Акис кивнул. Он и сам был рад, что Панайоте с Катиной в эти страшные, горестные дни было к кому пойти. Уж пусть лучше сидят с подругами, среди людей, чем одни-одинешеньки дома.
Они завернули на площадь. У пожилой тетушки Рози, жившей рядом с кофейней, собралось множество женщин, пришедших помочь старушке. Среди них в тот вечер была и Катина. Все втроем они пошли домой. А дома Катина с Панайотой накрыли на стол, нарезали хлеб и, макая его в фасоль, оставшуюся с обеда, поужинали. Ни у кого из них не было ни аппетита, ни желания разговаривать.
– Я видела красное облако над вокзалом Басмане, – сказала Катина, не отрывая взгляда от кружев, свисающих с края дивана у эркера.
– И я видела это облако, тетя София еще пожаловалась, что на белье откуда-то сажа.
Мать с дочерью посмотрели на Акиса, ожидая услышать от него, что это за красное облако и откуда взялась эта сажа. Глядя на бледное, худенькое личико дочери, Акис вспомнил слова Мимико. Так значит, деревенские прячут дочерей на кладбище? Надо поговорить об этом с Катиной, перед тем как лечь спать. А вдруг он только напугает ее понапрасну?
Заняться было нечем, поэтому легли пораньше. В надежде, что сон ослабит страх, тисками сжимавший их сердца.
Пожар
Первым загорелся дом повитухи Мелине на улице Неврес. К счастью, когда пламя ворвалось в выбитую разъяренными солдатами дверь и жадно набросилось на деревянные ступеньки, в доме никого не было. Следом один за другим запламенели дома на улочках возле церкви Святого Стефана, как будто огоньки в гирляндах. И вот уже пожар объял всю округу. Люди, прятавшиеся на чердаках, в погребах и подвалах, с криками хлынули, словно крысы с тонущего корабля, на улицы. Кому-то прямо там и перерезали глотку. Кто-то сумел затесаться среди колонн европейцев, идущих к набережной под охраной иностранных морских офицеров, но и из них дошли не все.
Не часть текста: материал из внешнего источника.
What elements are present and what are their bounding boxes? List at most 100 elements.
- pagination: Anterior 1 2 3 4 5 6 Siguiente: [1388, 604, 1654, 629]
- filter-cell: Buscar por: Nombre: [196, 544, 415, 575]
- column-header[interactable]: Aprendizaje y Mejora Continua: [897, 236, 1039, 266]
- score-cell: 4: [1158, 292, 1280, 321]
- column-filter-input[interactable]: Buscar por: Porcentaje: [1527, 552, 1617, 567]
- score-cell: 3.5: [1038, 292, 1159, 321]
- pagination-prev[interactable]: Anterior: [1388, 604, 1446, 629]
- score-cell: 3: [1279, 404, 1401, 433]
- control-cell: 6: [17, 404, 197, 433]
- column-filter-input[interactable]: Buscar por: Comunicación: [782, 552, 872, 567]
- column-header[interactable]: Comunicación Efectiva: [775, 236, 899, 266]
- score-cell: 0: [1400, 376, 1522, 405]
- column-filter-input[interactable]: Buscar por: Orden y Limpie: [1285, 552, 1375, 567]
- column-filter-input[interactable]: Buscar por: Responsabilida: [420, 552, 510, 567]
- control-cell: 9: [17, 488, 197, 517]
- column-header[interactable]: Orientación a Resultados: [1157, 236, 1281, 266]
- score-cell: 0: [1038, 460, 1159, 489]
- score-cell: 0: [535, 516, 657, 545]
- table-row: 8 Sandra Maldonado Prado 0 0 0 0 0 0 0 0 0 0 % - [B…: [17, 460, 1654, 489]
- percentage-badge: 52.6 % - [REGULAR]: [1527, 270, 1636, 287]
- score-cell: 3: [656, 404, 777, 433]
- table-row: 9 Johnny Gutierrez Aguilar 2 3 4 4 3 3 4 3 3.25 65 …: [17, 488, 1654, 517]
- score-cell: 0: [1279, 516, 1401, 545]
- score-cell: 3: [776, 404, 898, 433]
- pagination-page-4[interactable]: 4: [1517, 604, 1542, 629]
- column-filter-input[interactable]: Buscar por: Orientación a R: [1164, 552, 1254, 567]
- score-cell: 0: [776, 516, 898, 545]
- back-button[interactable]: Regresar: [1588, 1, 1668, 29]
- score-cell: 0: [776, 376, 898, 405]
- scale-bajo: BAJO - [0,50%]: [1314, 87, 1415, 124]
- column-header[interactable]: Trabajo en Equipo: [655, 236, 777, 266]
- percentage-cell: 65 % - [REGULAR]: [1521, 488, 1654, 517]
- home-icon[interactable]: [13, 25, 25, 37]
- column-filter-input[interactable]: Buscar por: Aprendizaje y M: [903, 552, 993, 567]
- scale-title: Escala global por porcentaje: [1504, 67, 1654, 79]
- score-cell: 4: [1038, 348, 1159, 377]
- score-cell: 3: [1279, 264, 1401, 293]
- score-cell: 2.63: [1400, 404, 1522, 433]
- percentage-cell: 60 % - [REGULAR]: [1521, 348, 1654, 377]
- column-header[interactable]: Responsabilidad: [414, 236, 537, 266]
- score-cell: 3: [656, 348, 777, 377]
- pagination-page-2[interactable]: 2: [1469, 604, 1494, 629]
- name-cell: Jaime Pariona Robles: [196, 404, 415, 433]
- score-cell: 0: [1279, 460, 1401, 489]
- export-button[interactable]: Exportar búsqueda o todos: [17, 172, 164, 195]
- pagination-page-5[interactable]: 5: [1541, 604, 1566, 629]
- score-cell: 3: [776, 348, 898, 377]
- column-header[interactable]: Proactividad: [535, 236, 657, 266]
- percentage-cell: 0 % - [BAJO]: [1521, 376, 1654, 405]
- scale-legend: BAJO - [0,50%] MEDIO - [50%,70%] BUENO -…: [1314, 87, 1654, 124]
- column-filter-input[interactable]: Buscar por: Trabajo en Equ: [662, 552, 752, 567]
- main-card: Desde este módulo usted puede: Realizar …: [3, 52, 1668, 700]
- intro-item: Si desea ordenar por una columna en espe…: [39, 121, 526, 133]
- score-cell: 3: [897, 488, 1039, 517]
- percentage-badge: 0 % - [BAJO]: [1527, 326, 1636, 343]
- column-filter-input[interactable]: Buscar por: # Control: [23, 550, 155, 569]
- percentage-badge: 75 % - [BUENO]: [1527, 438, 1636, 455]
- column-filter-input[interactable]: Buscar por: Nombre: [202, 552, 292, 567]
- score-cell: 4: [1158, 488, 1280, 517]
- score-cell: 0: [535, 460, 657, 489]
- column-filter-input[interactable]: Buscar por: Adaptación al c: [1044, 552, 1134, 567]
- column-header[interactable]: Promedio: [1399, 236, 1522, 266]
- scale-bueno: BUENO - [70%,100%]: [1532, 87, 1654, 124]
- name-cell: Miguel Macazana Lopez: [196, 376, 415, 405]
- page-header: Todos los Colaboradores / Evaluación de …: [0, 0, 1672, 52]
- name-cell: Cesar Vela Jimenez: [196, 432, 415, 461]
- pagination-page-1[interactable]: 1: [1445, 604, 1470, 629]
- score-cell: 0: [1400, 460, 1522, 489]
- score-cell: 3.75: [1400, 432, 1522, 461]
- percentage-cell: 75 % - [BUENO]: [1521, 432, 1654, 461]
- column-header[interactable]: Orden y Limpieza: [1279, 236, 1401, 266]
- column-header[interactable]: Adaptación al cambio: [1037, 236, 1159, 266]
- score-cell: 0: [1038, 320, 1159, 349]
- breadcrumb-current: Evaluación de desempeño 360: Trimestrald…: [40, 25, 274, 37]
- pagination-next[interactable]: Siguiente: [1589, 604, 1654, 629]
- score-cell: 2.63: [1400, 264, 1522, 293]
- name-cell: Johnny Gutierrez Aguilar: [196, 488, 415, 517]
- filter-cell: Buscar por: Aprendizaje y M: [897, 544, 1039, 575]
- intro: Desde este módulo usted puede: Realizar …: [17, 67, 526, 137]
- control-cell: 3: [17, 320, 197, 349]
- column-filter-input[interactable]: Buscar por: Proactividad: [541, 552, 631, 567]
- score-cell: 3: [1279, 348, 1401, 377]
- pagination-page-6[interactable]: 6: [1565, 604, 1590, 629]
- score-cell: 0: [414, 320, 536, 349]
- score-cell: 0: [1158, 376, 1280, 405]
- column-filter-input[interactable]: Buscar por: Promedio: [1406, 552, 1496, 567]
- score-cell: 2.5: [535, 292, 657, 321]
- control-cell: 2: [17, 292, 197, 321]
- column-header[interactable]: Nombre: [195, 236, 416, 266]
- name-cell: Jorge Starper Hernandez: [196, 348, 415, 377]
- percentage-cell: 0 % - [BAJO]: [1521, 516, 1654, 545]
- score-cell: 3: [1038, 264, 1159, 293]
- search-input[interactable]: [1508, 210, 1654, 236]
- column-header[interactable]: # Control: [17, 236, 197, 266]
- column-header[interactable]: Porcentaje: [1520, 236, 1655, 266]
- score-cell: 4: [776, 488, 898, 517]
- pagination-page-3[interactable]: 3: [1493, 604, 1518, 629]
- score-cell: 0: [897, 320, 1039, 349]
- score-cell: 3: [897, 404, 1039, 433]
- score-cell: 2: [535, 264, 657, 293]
Авинаш, прилегший отдохнуть на диванчике на отведенном специально для разведчиков этаже британского консульства, открыл глаза. Под раздававшийся с набережной гул огромной толпы заснуть было решительно невозможно, но все же, видимо, он на пару минут задремал. Авинаш прислушался и принюхался, пытаясь понять, что происходит там, за закрытыми ставнями. Кто-то кричал: «Пожар!» Он подошел к окну и приоткрыл один ставень. Гул толпы сделался еще громче. Ветер сменил направление: теперь он с силой дул с холмов в сторону моря. Если пожар начался в верхних районах, то не пройдет и четверти часа, как огонь обрушится на сотни тысяч людей на набережной. Подняв голову, Авинаш увидел, что работники консульства наблюдают за пламенем, охватившим крышу соседнего здания.
Под окном бежала девушка, за ней, не поспевая, следовали ее родные. Обернувшись, она крикнула им: «Мы все умрем! Они сожгут нас заживо!»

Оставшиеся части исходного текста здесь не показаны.